Our study possesses several strengths. Firstly, we utilized both quartiles of fibrinogen as a categorical variable and fibrinogen as a continuous variable to examine its association with unfavorable outcomes in AIS patients. This approach reduces information loss and quantifies the relationship effectively. Secondly, addressing the nonlinear relationship represents a significant advancement compared to prior research. Thirdly, we employed the multiple imputation method to handle missing data, enhancing statistical power and mitigating potential bias resulting from missing covariate information. Moreover, to ensure the reliability of our findings, we conducted a series of sensitivity analyses. These included transforming the independent variable, calculating E-values to explore the possibility of unmeasured confounders, and reanalyzing the association between fibrinogen and unfavorable outcomes in AIS after excluding participants with a BMI ≥ 25 kg/m2 and TG ≥ 200 mg/dl. Additionally, a propensity-matched analysis was conducted to assess the relationship between high fibrinogen levels(≥ 4.0 g/L) and unfavorable outcomes in AIS patients.

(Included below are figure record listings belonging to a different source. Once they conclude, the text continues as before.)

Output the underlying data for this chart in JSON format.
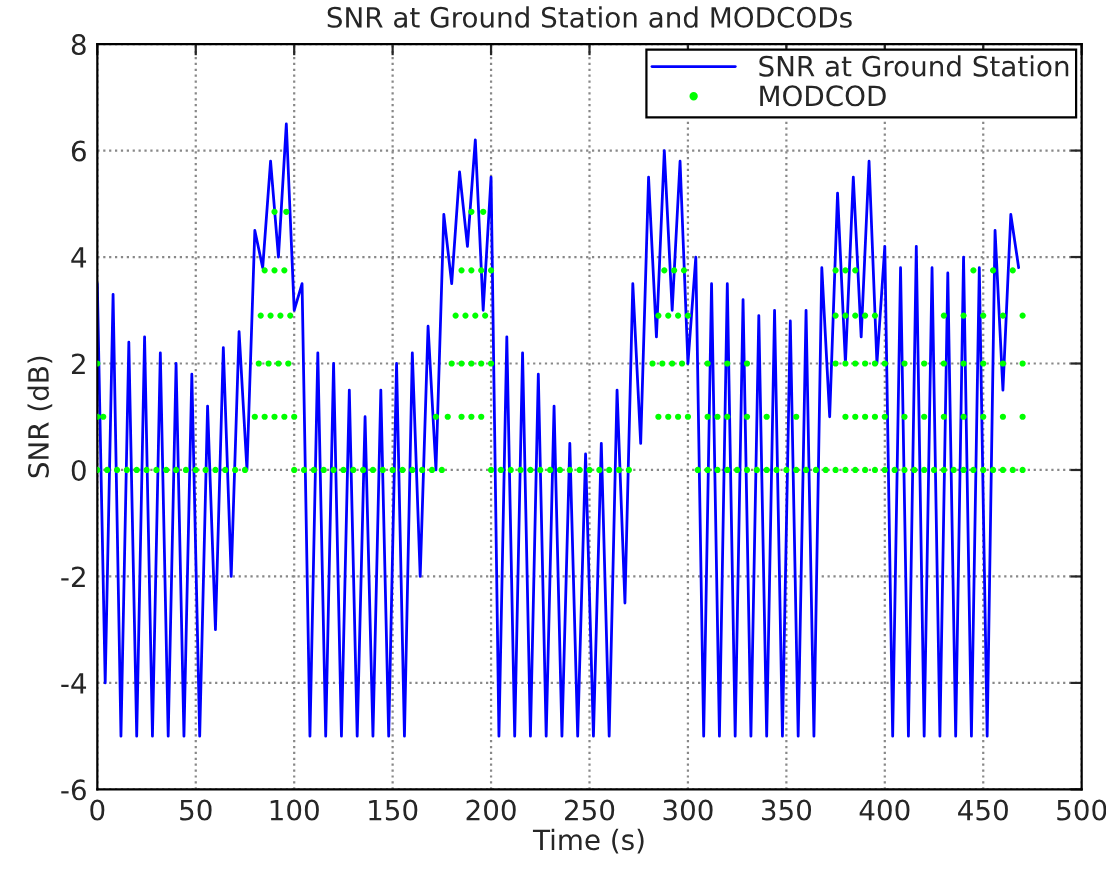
{
  "chart_data": {
    "type": "line",
    "title": "SNR at Ground Station and MODCODs",
    "xlabel": "Time (s)",
    "ylabel": "SNR (dB)",
    "xlim": [
      0,
      500
    ],
    "xticks": [
      0,
      50,
      100,
      150,
      200,
      250,
      300,
      350,
      400,
      450,
      500
    ],
    "ylim": [
      -6,
      8
    ],
    "yticks": [
      -6,
      -4,
      -2,
      0,
      2,
      4,
      6,
      8
    ],
    "grid": true,
    "legend": "top right",
    "series": [
      {
        "name": "SNR at Ground Station",
        "color": "#0000ff",
        "marker": "none",
        "line_style": "solid",
        "x": [
          0,
          4,
          8,
          12,
          16,
          20,
          24,
          28,
          32,
          36,
          40,
          44,
          48,
          52,
          56,
          60,
          64,
          68,
          72,
          76,
          80,
          84,
          88,
          92,
          96,
          100,
          104,
          108,
          112,
          116,
          120,
          124,
          128,
          132,
          136,
          140,
          144,
          148,
          152,
          156,
          160,
          164,
          168,
          172,
          176,
          180,
          184,
          188,
          192,
          196,
          200,
          204,
          208,
          212,
          216,
          220,
          224,
          228,
          232,
          236,
          240,
          244,
          248,
          252,
          256,
          260,
          264,
          268,
          272,
          276,
          280,
          284,
          288,
          292,
          296,
          300,
          304,
          308,
          312,
          316,
          320,
          324,
          328,
          332,
          336,
          340,
          344,
          348,
          352,
          356,
          360,
          364,
          368,
          372,
          376,
          380,
          384,
          388,
          392,
          396,
          400,
          404,
          408,
          412,
          416,
          420,
          424,
          428,
          432,
          436,
          440,
          444,
          448,
          452,
          456,
          460,
          464,
          468
        ],
        "values": [
          3.5,
          -4,
          3.3,
          -5,
          2.4,
          -5,
          2.5,
          -5,
          2.2,
          -5,
          2.0,
          -5,
          1.8,
          -5,
          1.2,
          -3,
          2.3,
          -2,
          2.6,
          0,
          4.5,
          3.8,
          5.8,
          4,
          6.5,
          3,
          3.5,
          -5,
          2.2,
          -5,
          2.0,
          -5,
          1.5,
          -5,
          1.0,
          -5,
          1.5,
          -5,
          2.0,
          -5,
          2.2,
          -2,
          2.7,
          0,
          4.8,
          3.5,
          5.6,
          4.2,
          6.2,
          3,
          5.5,
          -5,
          2.5,
          -5,
          2.2,
          -5,
          1.8,
          -5,
          1.2,
          -5,
          0.5,
          -5,
          0.3,
          -5,
          0.5,
          -5,
          1.5,
          -2.5,
          3.5,
          0.5,
          5.5,
          2.5,
          6.0,
          3,
          5.8,
          2,
          4.0,
          -5,
          3.5,
          -5,
          3.5,
          -5,
          3.2,
          -5,
          2.9,
          -5,
          3.0,
          -5,
          2.8,
          -5,
          3.0,
          -5,
          3.8,
          1,
          5.2,
          2,
          5.5,
          2.5,
          5.8,
          2,
          4.2,
          -5,
          3.8,
          -5,
          4.2,
          -5,
          3.8,
          -5,
          3.7,
          -5,
          4.0,
          -5,
          3.8,
          -5,
          4.5,
          1.5,
          4.8,
          3.8
        ]
      },
      {
        "name": "MODCOD",
        "type": "scatter",
        "color": "#00ff00",
        "marker": "circle",
        "x": [
          0,
          5,
          10,
          15,
          20,
          25,
          30,
          35,
          40,
          45,
          50,
          55,
          60,
          65,
          70,
          75,
          100,
          105,
          110,
          115,
          120,
          125,
          130,
          135,
          140,
          145,
          150,
          155,
          160,
          165,
          170,
          175,
          200,
          205,
          210,
          215,
          220,
          225,
          230,
          235,
          240,
          245,
          250,
          255,
          260,
          265,
          270,
          305,
          310,
          315,
          320,
          325,
          330,
          335,
          340,
          345,
          350,
          355,
          360,
          365,
          370,
          375,
          380,
          385,
          390,
          395,
          400,
          405,
          410,
          415,
          420,
          425,
          430,
          435,
          440,
          445,
          450,
          455,
          460,
          465,
          470,
          0,
          3,
          80,
          85,
          90,
          95,
          100,
          172,
          178,
          185,
          190,
          195,
          285,
          290,
          295,
          300,
          310,
          315,
          320,
          330,
          340,
          355,
          380,
          385,
          390,
          395,
          400,
          410,
          420,
          430,
          440,
          450,
          460,
          470,
          0,
          82,
          87,
          92,
          97,
          180,
          185,
          190,
          195,
          200,
          282,
          287,
          292,
          297,
          310,
          320,
          330,
          375,
          380,
          385,
          390,
          395,
          400,
          410,
          420,
          430,
          440,
          450,
          460,
          470,
          83,
          88,
          93,
          98,
          182,
          187,
          192,
          197,
          285,
          290,
          295,
          300,
          375,
          380,
          385,
          390,
          395,
          430,
          440,
          450,
          460,
          470,
          85,
          90,
          95,
          185,
          190,
          195,
          200,
          288,
          293,
          298,
          375,
          380,
          385,
          445,
          455,
          465,
          90,
          96,
          190,
          196
        ],
        "values": [
          0,
          0,
          0,
          0,
          0,
          0,
          0,
          0,
          0,
          0,
          0,
          0,
          0,
          0,
          0,
          0,
          0,
          0,
          0,
          0,
          0,
          0,
          0,
          0,
          0,
          0,
          0,
          0,
          0,
          0,
          0,
          0,
          0,
          0,
          0,
          0,
          0,
          0,
          0,
          0,
          0,
          0,
          0,
          0,
          0,
          0,
          0,
          0,
          0,
          0,
          0,
          0,
          0,
          0,
          0,
          0,
          0,
          0,
          0,
          0,
          0,
          0,
          0,
          0,
          0,
          0,
          0,
          0,
          0,
          0,
          0,
          0,
          0,
          0,
          0,
          0,
          0,
          0,
          0,
          0,
          0,
          1,
          1,
          1,
          1,
          1,
          1,
          1,
          1,
          1,
          1,
          1,
          1,
          1,
          1,
          1,
          1,
          1,
          1,
          1,
          1,
          1,
          1,
          1,
          1,
          1,
          1,
          1,
          1,
          1,
          1,
          1,
          1,
          1,
          1,
          2,
          2,
          2,
          2,
          2,
          2,
          2,
          2,
          2,
          2,
          2,
          2,
          2,
          2,
          2,
          2,
          2,
          2,
          2,
          2,
          2,
          2,
          2,
          2,
          2,
          2,
          2,
          2,
          2,
          2,
          2.9,
          2.9,
          2.9,
          2.9,
          2.9,
          2.9,
          2.9,
          2.9,
          2.9,
          2.9,
          2.9,
          2.9,
          2.9,
          2.9,
          2.9,
          2.9,
          2.9,
          2.9,
          2.9,
          2.9,
          2.9,
          2.9,
          3.75,
          3.75,
          3.75,
          3.75,
          3.75,
          3.75,
          3.75,
          3.75,
          3.75,
          3.75,
          3.75,
          3.75,
          3.75,
          3.75,
          3.75,
          3.75,
          4.85,
          4.85,
          4.85,
          4.85
        ]
      }
    ]
  }
}
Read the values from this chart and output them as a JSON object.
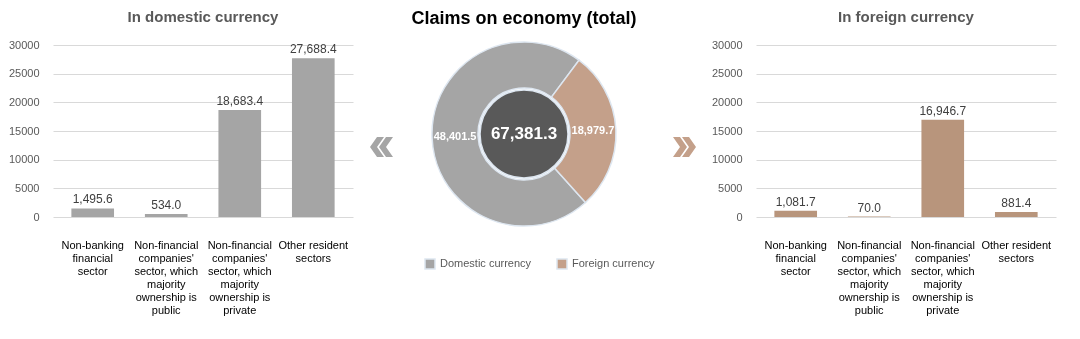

It is important to acknowledge potential limitations in our study. Firstly, our study focused on Korean subjects, and further validation is necessary to assess the generalizability of these results to other racial groups. Secondly, fibrinogen measurements were conducted solely at the time of admission and were not repeated subsequently. Consequently, we lack information on whether fibrinogen levels changed within the first 24 h after admission, which warrants further investigation. Thirdly, this study’s outcome measure, the mRS score at three months post-AIS, lacks inclusion of the Glasgow Outcome Scale-Extended (GOSE) or assessments of long-term functional outcomes. While the mRS is widely used for evaluating post-stroke function, it does not fully capture all aspects of patient recovery. Future research should extend follow-up durations and include broader assessment tools like the GOSE to more thoroughly evaluate patient outcomes. Fourthly, some variables had incomplete data. For instance, the original study database provided age-stratification information in terms of ten intervals rather than the specific ages of patients, potentially resulting in incomplete data on certain variables. Future study designs may benefit from collecting more detailed variable information. Fifth, as with all observational studies, the presence of uncontrolled or unmeasured confounding factors remains a possibility, even when known potential confounders have been accounted for. Additionally, this study relied on secondary analysis of published data, which limited adjustments for variables not included in the dataset, such as information on intravenous thrombolysis or endovascular thrombectomy, antihyperglycemic medications, onset-to-door time (ODT), and timing of head CT scans. Although we calculated E-values to quantify the potential effects of unmeasured confounders, they are not a complete substitute for the effects of these confounders. Moving forward, we will initiate new study to collect more variable information.

Conclusion

This study revealed a positive and nonlinear relationship between fibrinogen levels and unfavorable functional outcomes in patients with AIS. When fibrinogen was ≥ 2.74 g/L, it was significantly and positively associated with poor function in patients with acute ischemic stroke. When the patient’s fibrinogen was greater than 2.74 g/L, it suggested that the patient’s prognosis might be poor, and this group of patients needed to enhance rehabilitation and nursing care to minimize the risk of poor prognosis, which provided a reference for clinical optimization of rehabilitation for patients with AIS.